Uma hora depois estamos na carruagem-restaurante para o almoço, preparado por chefs da região com estrelas Michelin. Os aperitivos foram servidos ainda nas cabines: chips de bresaola, esferas de queijo e polenta cremosa, produtos do território numa interpretação contemporânea.

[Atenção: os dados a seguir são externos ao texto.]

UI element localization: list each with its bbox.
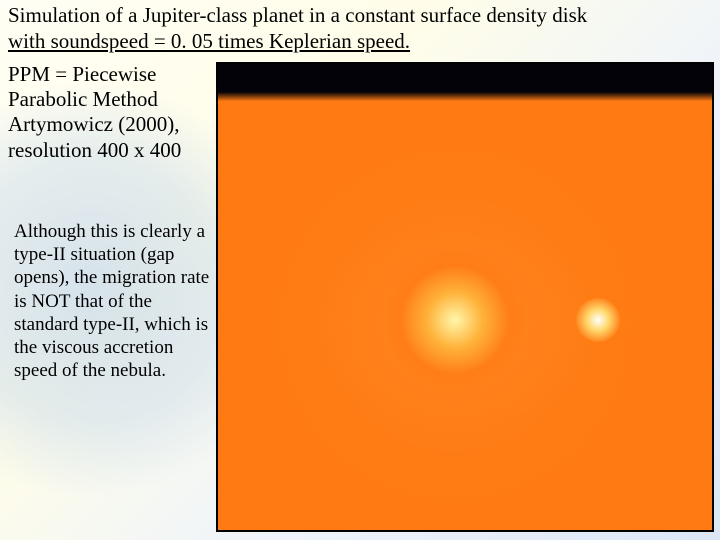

Os montes Resegone surgem agora na paisagem. Dantes nenhum prédio podia subir de forma a perturbar a vista, mas hoje já não é bem assim. Durante meia hora ladeamos uma boa parte dos 45 quilómetros do lago Como com vários túneis pelo meio. Procuro o cliché, a casa de George Clooney ou, pelo menos, a bela mansão onde filmou Ocean’s Twelve. Em vão. Talvez me tenha passado despercebida enquanto apreciava o bife tártaro com variações à base de queijos locais de Antonio Borruso, do restaurante Umami do Hotel Eden (Bormio) ou os gnocchetti de trigo sarraceno com cogumelos porcini de Ivan Schenatti, filho da região, mas a oficiar em Paris, no restaurante que leva o seu nome. Tendo em conta o balouçar habitual num comboio de respeitável idade, nada descarrilou: nem a confecção, nem os empratamentos, nem os copos de vinho que escorriam soltos em gargantas sequiosas.
Quando o lago Como acaba começa a região de Valtellina, um dos quatro vales que fazem de cortina para o centro da Europa. Uma boa parte do território é composto por áreas protegidas, entre monumentos, reservas e parques naturais e o nosso percurso vai atravessando aldeias e vilas antigas, com as suas torres, castelos e igrejas, rodeadas de prados e vinhas. Não é de espantar que este seja um paraíso para caminhantes de montanha e ciclistas corajosos, mas não nos esforcemos em vão.